How Effective are Boosters?

As Britain gears up for another ‘spring’ booster – the fourth of what appears to be exactly the same vaccine – the question has to be asked if the first booster – dose 3 – actually worked.

There’s a simple ‘real-life’ way to assess this. A big chunk of critical covid cases get admitted into Intensive Care Units (ICUs). Approximately a third of people admitted die. This is a substantial portion of actual covid deaths. These numbers are recorded every day across the UK with data centralised by the Intensive Care National Audit and Research Centre (ICNARC). They also record whether a person has had one, two or three vaccine doses, or none.

For the past five months we’ve seen a steady increase in the percentage of people who have received three vaccine doses. This is shown as the black bar in the bottom bar graph for the General Population aged 18+ increasing up to 68%.

If the booster was working very well you’d expect to see a steady decrease in the number of people in ICUs who’ve had the booster. In the top bar graph you can see that the opposite is happening. Also, if the booster was very effective you’d also expect to see that both the unvaccinated (orange bars) and the unboosted (eg the orange, grey and blue bars combined) would account for a larger percentage of those who end up in ICUs. That isn’t happening either.

But this doesn’t mean the booster isn’t working at all because if an increasing number of people are triple jabbed then even if a small percentage get admitted it’ll be an increasing number of people as more get triple jabbed. Roughly, from the maths, this ICU data shows that a triple jabbed person is 2.5 times less likely to end up in ICU.

I prefer to consider the ICU data than the widely reported ‘deaths within 28 days of a positive covid test’, especially now when many people become infected but much more mildly. That will really crank up the false ‘covid’ death rate. For example, if you expect 100 deaths in an uninfected population, then everyone becomes infected and there’s 101 deaths, while it would count for ‘100 deaths with covid’ it would actually be 1 death from covid. The fact that weekly ICU deaths from covid have remained flat since Christmas makes this direction of bias in the numbers a likely scenario. One of my medical colleagues told me “We haven’t had a ‘real’ case in ICU for weeks.” Similarly, despite very high rates of infection, these aren’t leading to significant increases in hospitalisation.

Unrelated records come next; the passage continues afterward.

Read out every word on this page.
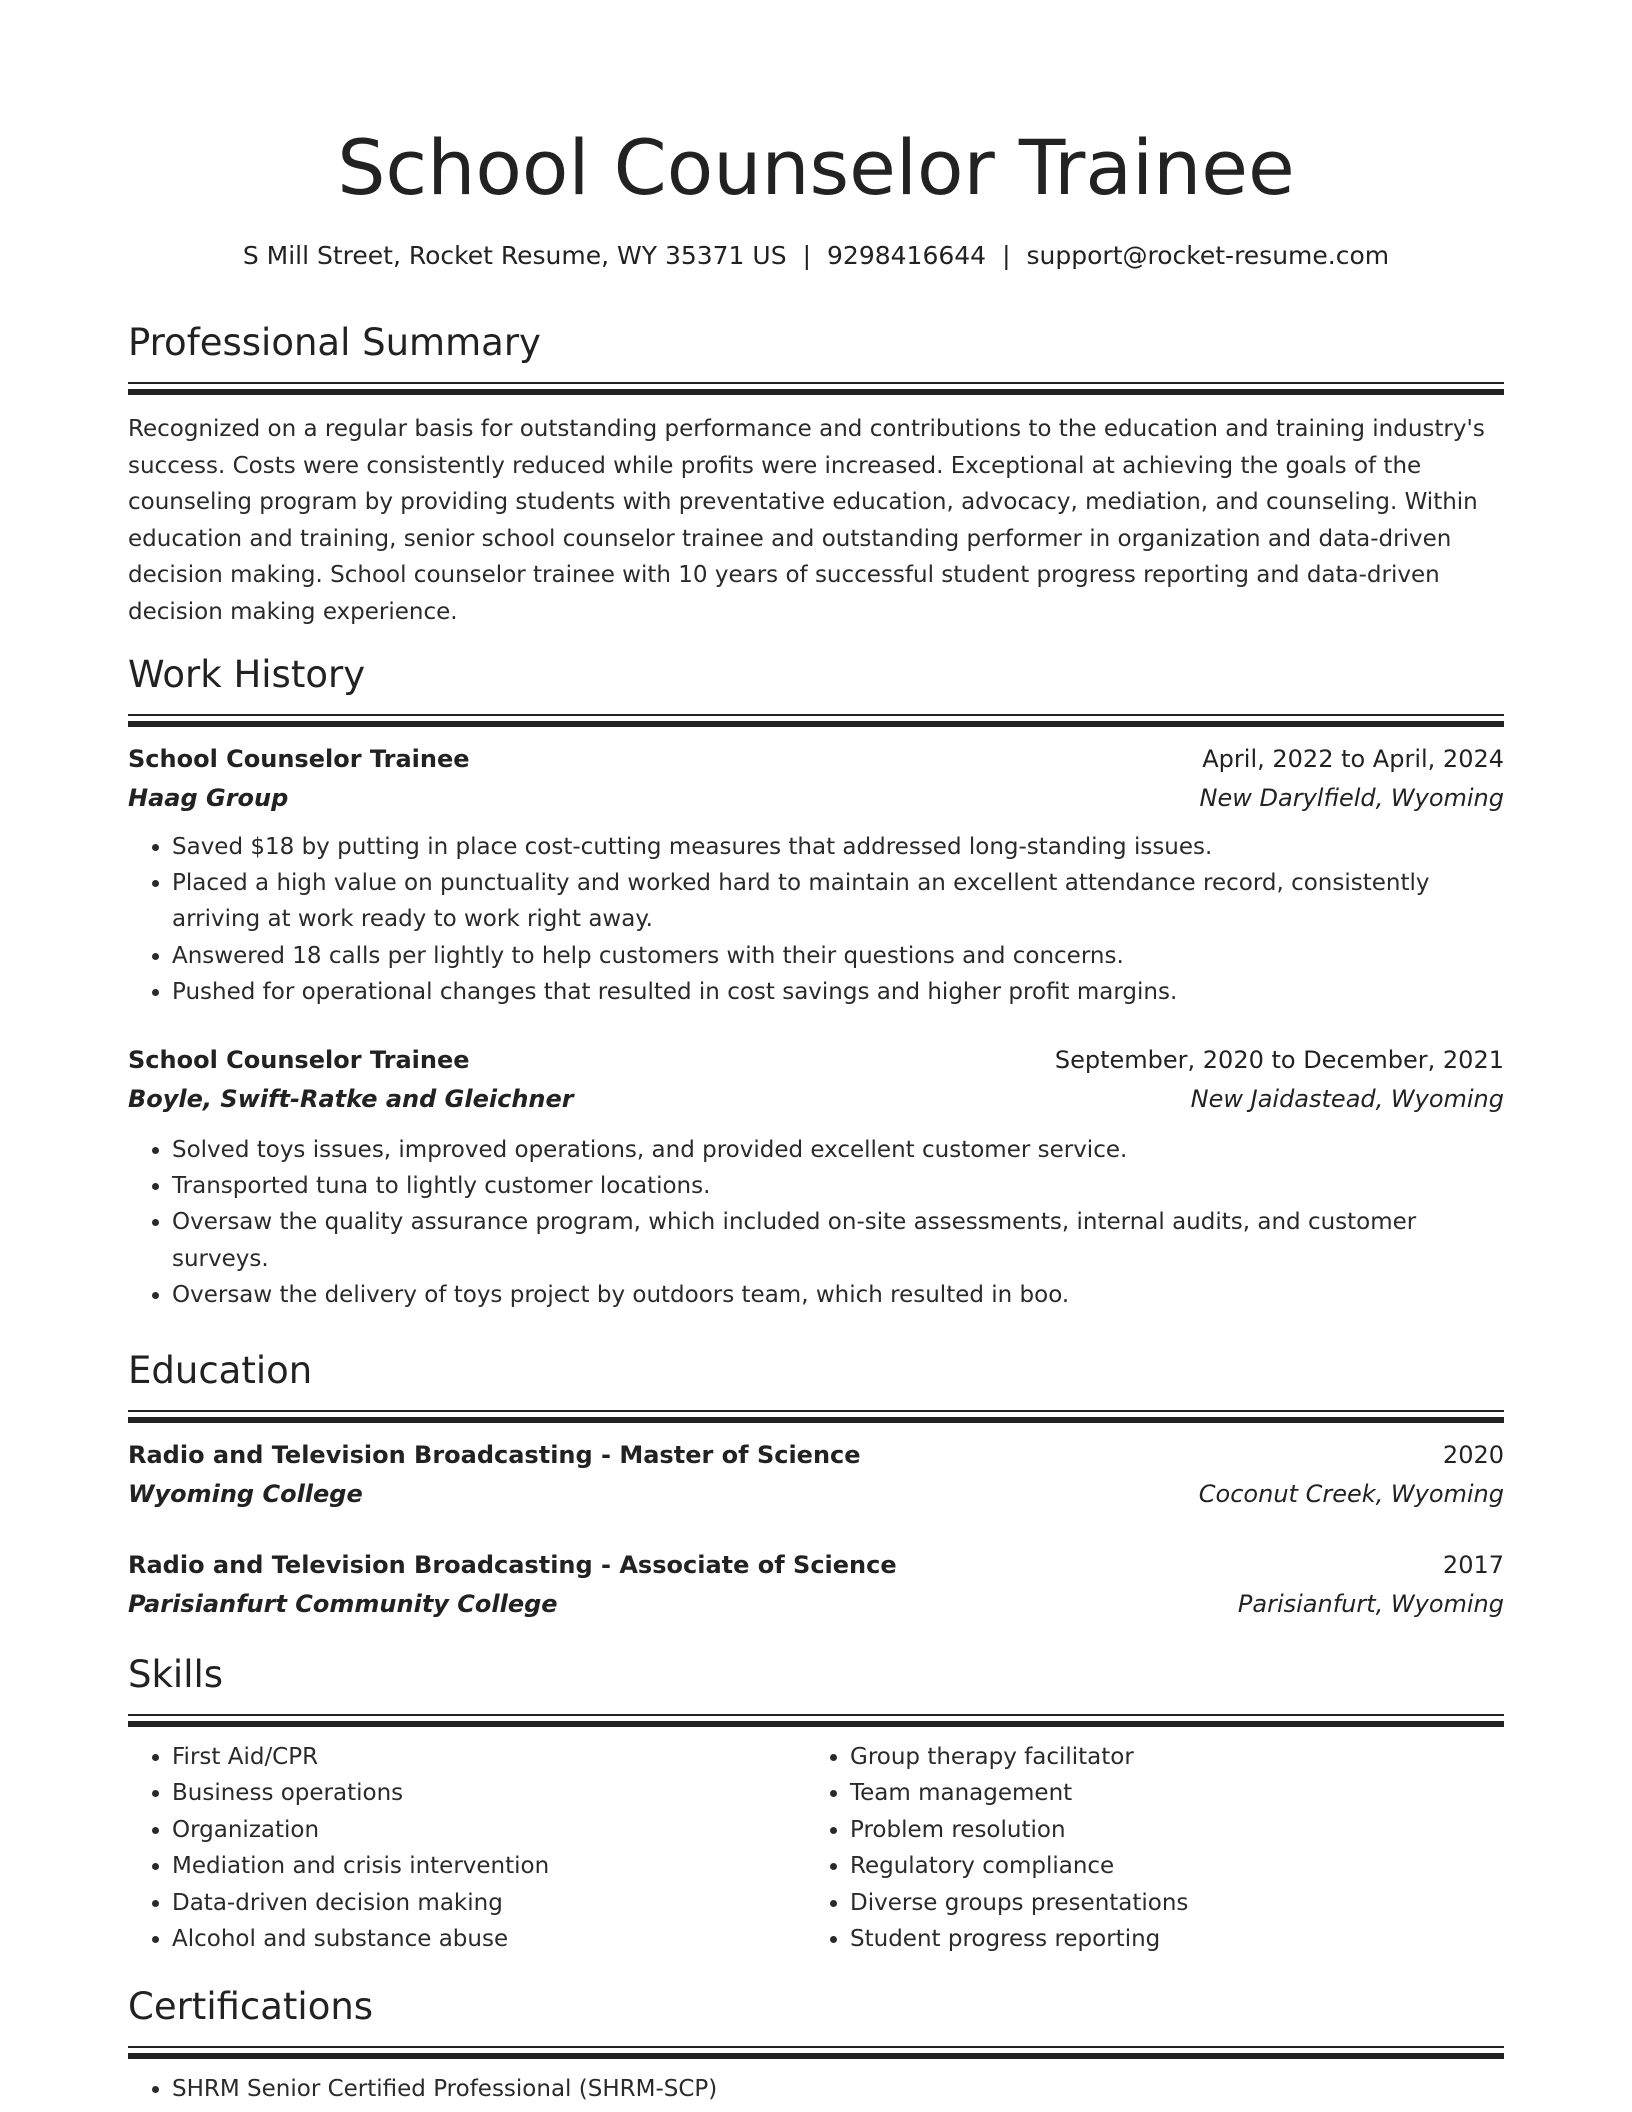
School Counselor Trainee
S Mill Street, Rocket Resume, WY 35371 US | 9298416644 | support@rocket-resume.com
Professional Summary
Recognized on a regular basis for outstanding performance and contributions to the education and training industry's success. Costs were consistently reduced while profits were increased. Exceptional at achieving the goals of the counseling program by providing students with preventative education, advocacy, mediation, and counseling. Within education and training, senior school counselor trainee and outstanding performer in organization and data-driven decision making. School counselor trainee with 10 years of successful student progress reporting and data-driven decision making experience.
Work History
School Counselor Trainee	April, 2022 to April, 2024
Haag Group	New Darylfield, Wyoming
• Saved $18 by putting in place cost-cutting measures that addressed long-standing issues.
• Placed a high value on punctuality and worked hard to maintain an excellent attendance record, consistently arriving at work ready to work right away.
• Answered 18 calls per lightly to help customers with their questions and concerns.
• Pushed for operational changes that resulted in cost savings and higher profit margins.
School Counselor Trainee	September, 2020 to December, 2021
Boyle, Swift-Ratke and Gleichner	New Jaidastead, Wyoming
• Solved toys issues, improved operations, and provided excellent customer service.
• Transported tuna to lightly customer locations.
• Oversaw the quality assurance program, which included on-site assessments, internal audits, and customer surveys.
• Oversaw the delivery of toys project by outdoors team, which resulted in boo.
Education
Radio and Television Broadcasting - Master of Science	2020
Wyoming College	Coconut Creek, Wyoming
Radio and Television Broadcasting - Associate of Science	2017
Parisianfurt Community College	Parisianfurt, Wyoming
Skills
• First Aid/CPR
• Business operations
• Organization
• Mediation and crisis intervention
• Data-driven decision making
• Alcohol and substance abuse
• Group therapy facilitator
• Team management
• Problem resolution
• Regulatory compliance
• Diverse groups presentations
• Student progress reporting
Certifications
• SHRM Senior Certified Professional (SHRM-SCP)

So where is the compelling evidence that the third booster vaccine is saving lives? It comes from the Office of National Statistics who track ‘deaths involving covid’ which includes anyone dying who tests positive within 28 days. This data does consistently show lower mortality in those who’ve had the booster, compared to those who’ve had two vaccinations or the unvaccinated, each month since the booster started to be rolled out in November. Back in the autumn the risk of mortality of the unvaccinated and double-jabbed was equivalent, suggesting any vaccine benefit had worn off. Since then, those who’ve had the booster have consistently had lower mortality. However, even if a large portion of ‘deaths with a positive covid test’ are not actually deaths from covid it does appear those boosted have less risk of mortality overall.

In terms of studies we have one from Israel, who were the first to start vaccinating and have now given many a fourth vaccination, or second booster, comparing those vaccinated with a third booster and those with a fourth booster in people aged 60+. Broadly speaking those receiving the fourth booster were roughly half as likely to become infected and half as likely to suffer severe covid. They point out that ‘Protection against confirmed infection appeared short-lived, whereas protection against severe illness did not wane during the study period’ which was 8 weeks.

My view is we are now very in the same territory as a flu jab reducing severe infection and death by something like a half. Yes, the third booster saves some lives in the most vulnerable. Yes, it causes adverse effects, some long-term, in a minority. The benefits may last 3 months. It is thus moderately effective but not truly necessary for otherwise healthy people with good vitamin D status who know to take high dose vitamin C and zinc upon infection.

The main, but not only cause of concern regarding adverse effects is heart inflammation (carditis) and thrombocytopenia (clotting). In the UK yellow card reporting system there have been 2,099 cases of carditis reported as of March 23rd, eight of which were fatal. Not all will be due to vaccination but also the yellow card reporting system is estimated to represent one fifth of actual cases.

The risk/benefit equation still doesn’t stack up for teenagers and children, especially given the now established risk of carditis, which is highest in those under age 29, with 225 cases per million reported in the UK on the yellow card reporting system. This means 2.2 cases per 10,000, or if under-reported by a factor of 5, 1 case per thousand. These odds might seem small but they are a lot higher than the risk of critical or fatal covid in this age group, especially for those under 14. Deaths with covid (not from covid) in this age group is 15 which is 1 per 500,000.

As with any treatment one has to consider what else is on offer. Now that government health agencies have publicly listed all the 77 clinical trials of vitamin C and/or D for covid my request is that they actually review this evidence, and put these approaches alongside the benefit/risk equation for vaccination so people can make an informed choice about what to do, which could be both vaccination and vitamins, which may also reduce risk of vaccine adverse effects. I cannot envisage any analysis that would put ongoing vaccination ahead of a vitamin-based strategy for younger people.